A less costly alternative is the purchase of such a number of shares as needed to sway the vote, or at least to increase the probability that a majority of the shares will be voted for the correct option. Given that the average market capitalization of S&P 500 companies is approximately $21 billion, the costs are stil considerable.4 If the expected voter turn-out is seventy percent, an investor will have to buy some $147 million worth of shares to obtain an additional one percent voting power, plus transaction costs. To the extent the investor ends up with a portfolio that is less diversified and thus riskier than prior to the purchase, the strategy will be even costlier.
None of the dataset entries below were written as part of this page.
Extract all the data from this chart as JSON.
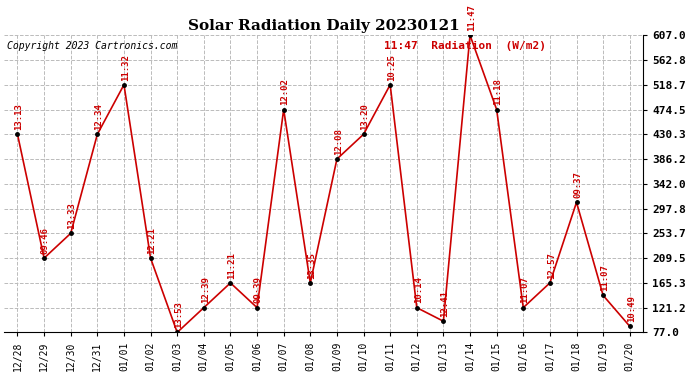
{
  "title": "Solar Radiation Daily 20230121",
  "copyright": "Copyright 2023 Cartronics.com",
  "legend_label": "11:47  Radiation  (W/m2)",
  "ylim": [
    77.0,
    607.0
  ],
  "yticks": [
    77.0,
    121.2,
    165.3,
    209.5,
    253.7,
    297.8,
    342.0,
    386.2,
    430.3,
    474.5,
    518.7,
    562.8,
    607.0
  ],
  "ytick_labels": [
    "77.0",
    "121.2",
    "165.3",
    "209.5",
    "253.7",
    "297.8",
    "342.0",
    "386.2",
    "430.3",
    "474.5",
    "518.7",
    "562.8",
    "607.0"
  ],
  "background_color": "#ffffff",
  "grid_color": "#bbbbbb",
  "line_color": "#cc0000",
  "marker_color": "#000000",
  "dates": [
    "12/28",
    "12/29",
    "12/30",
    "12/31",
    "01/01",
    "01/02",
    "01/03",
    "01/04",
    "01/05",
    "01/06",
    "01/07",
    "01/08",
    "01/09",
    "01/10",
    "01/11",
    "01/12",
    "01/13",
    "01/14",
    "01/15",
    "01/16",
    "01/17",
    "01/18",
    "01/19",
    "01/20"
  ],
  "values": [
    430.3,
    209.5,
    253.7,
    430.3,
    518.7,
    209.5,
    77.0,
    121.2,
    165.3,
    121.2,
    474.5,
    165.3,
    386.2,
    430.3,
    518.7,
    121.2,
    97.0,
    607.0,
    474.5,
    121.2,
    165.3,
    309.0,
    143.0,
    88.0
  ],
  "annotations": [
    "13:13",
    "09:46",
    "13:33",
    "12:34",
    "11:32",
    "12:21",
    "13:53",
    "12:39",
    "11:21",
    "09:39",
    "12:02",
    "13:35",
    "12:08",
    "13:20",
    "10:25",
    "10:14",
    "12:41",
    "11:47",
    "11:18",
    "11:07",
    "12:57",
    "09:37",
    "11:07",
    "10:49"
  ],
  "title_fontsize": 11,
  "axis_fontsize": 7,
  "annotation_fontsize": 6.5,
  "legend_fontsize": 8,
  "copyright_fontsize": 7
}
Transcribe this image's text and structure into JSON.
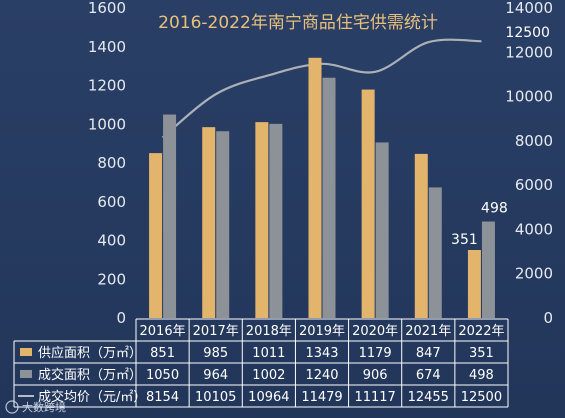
{
  "chart_data": {
    "type": "bar",
    "title": "2016-2022年南宁商品住宅供需统计",
    "categories": [
      "2016年",
      "2017年",
      "2018年",
      "2019年",
      "2020年",
      "2021年",
      "2022年"
    ],
    "ylim_left": [
      0,
      1600
    ],
    "yticks_left": [
      0,
      200,
      400,
      600,
      800,
      1000,
      1200,
      1400,
      1600
    ],
    "ylim_right": [
      0,
      14000
    ],
    "yticks_right": [
      0,
      2000,
      4000,
      6000,
      8000,
      10000,
      12000,
      14000
    ],
    "series": [
      {
        "name": "供应面积（万㎡）",
        "type": "bar",
        "axis": "left",
        "color": "#e3b56c",
        "values": [
          851,
          985,
          1011,
          1343,
          1179,
          847,
          351
        ]
      },
      {
        "name": "成交面积（万㎡）",
        "type": "bar",
        "axis": "left",
        "color": "#8d9299",
        "values": [
          1050,
          964,
          1002,
          1240,
          906,
          674,
          498
        ]
      },
      {
        "name": "成交均价（元/㎡）",
        "type": "line",
        "axis": "right",
        "color": "#b9bcc2",
        "values": [
          8154,
          10105,
          10964,
          11479,
          11117,
          12455,
          12500
        ]
      }
    ],
    "data_labels": [
      {
        "text": "351"
      },
      {
        "text": "498"
      },
      {
        "text": "12500"
      }
    ],
    "grid": false,
    "legend": "table-below"
  },
  "table": {
    "rows": [
      {
        "label": "供应面积（万㎡）",
        "values": [
          "851",
          "985",
          "1011",
          "1343",
          "1179",
          "847",
          "351"
        ]
      },
      {
        "label": "成交面积（万㎡）",
        "values": [
          "1050",
          "964",
          "1002",
          "1240",
          "906",
          "674",
          "498"
        ]
      },
      {
        "label": "成交均价（元/㎡）",
        "values": [
          "8154",
          "10105",
          "10964",
          "11479",
          "11117",
          "12455",
          "12500"
        ]
      }
    ]
  },
  "watermark": "大数跨境"
}
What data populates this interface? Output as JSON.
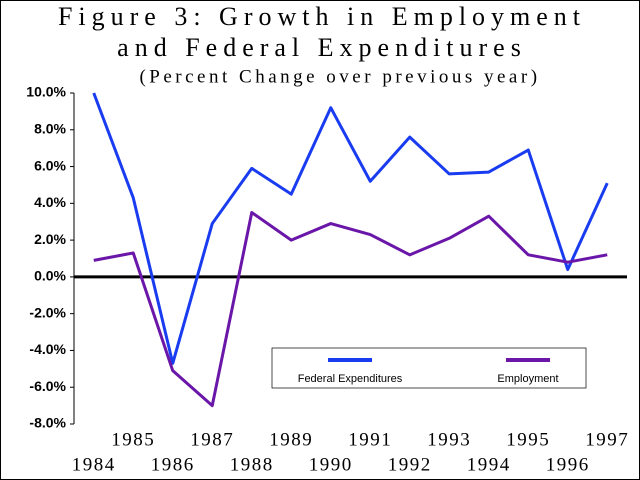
{
  "chart_data": {
    "type": "line",
    "title": [
      "Figure 3: Growth in Employment",
      "and Federal Expenditures"
    ],
    "subtitle": "(Percent Change over previous year)",
    "categories": [
      "1984",
      "1985",
      "1986",
      "1987",
      "1988",
      "1989",
      "1990",
      "1991",
      "1992",
      "1993",
      "1994",
      "1995",
      "1996",
      "1997"
    ],
    "series": [
      {
        "name": "Federal Expenditures",
        "color": "#1a3cf0",
        "values": [
          10.0,
          4.3,
          -4.7,
          2.9,
          5.9,
          4.5,
          9.2,
          5.2,
          7.6,
          5.6,
          5.7,
          6.9,
          0.4,
          5.1
        ]
      },
      {
        "name": "Employment",
        "color": "#6a16a8",
        "values": [
          0.9,
          1.3,
          -5.1,
          -7.0,
          3.5,
          2.0,
          2.9,
          2.3,
          1.2,
          2.1,
          3.3,
          1.2,
          0.8,
          1.2
        ]
      }
    ],
    "ylim": [
      -8,
      10
    ],
    "yticks": [
      {
        "value": 10,
        "label": "10.0%"
      },
      {
        "value": 8,
        "label": "8.0%"
      },
      {
        "value": 6,
        "label": "6.0%"
      },
      {
        "value": 4,
        "label": "4.0%"
      },
      {
        "value": 2,
        "label": "2.0%"
      },
      {
        "value": 0,
        "label": "0.0%"
      },
      {
        "value": -2,
        "label": "-2.0%"
      },
      {
        "value": -4,
        "label": "-4.0%"
      },
      {
        "value": -6,
        "label": "-6.0%"
      },
      {
        "value": -8,
        "label": "-8.0%"
      }
    ],
    "legend": "lower-right",
    "grid": false
  }
}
There is, nevertheless, some empirical evidence suggesting that institutional investors do engage in this type of arbitrage, which may be worthwhile especially in firms with a relatively small market capitalization. Jennifer Bethel et al. recently studied the market for voting rights in about 350 mergers and acquisitions between 1999 and 2005 and found that institutional investors are net buyers of shares around the voting record date, as shown in Figure 2. One possible explanation is that they buy shares to ensure that value-destroying mergers are rejected.5
Figure 2: Net Buying by Institutional Investors around Voting Record Dates
Source: Bethel et al. (2009)6
In terms of legal constraints, there are no direct constraints when purchasing shares in the spot market or, as Delaware courts have recently confirmed, when purchasing shares through an off-exchange transaction.7 There are significant indirect constraints, though. To name but a few: if the purchase results in more than five percent voting power, the shareholder may need to publicly disclose his position;8 if the purchase results in more than ten percent voting power, the shareholder becomes subject to short swing profit capture;9 and if the vote buying results in more than thirty percent voting power, in certain jurisdictions such as European Union Member States the shareholder will run the risk of triggering a mandatory bid obligation. In light of these legal constraints and the cost constraints mentioned earlier, it is worthwhile exploring alternative arbitrage strategies such as proxy solicitation.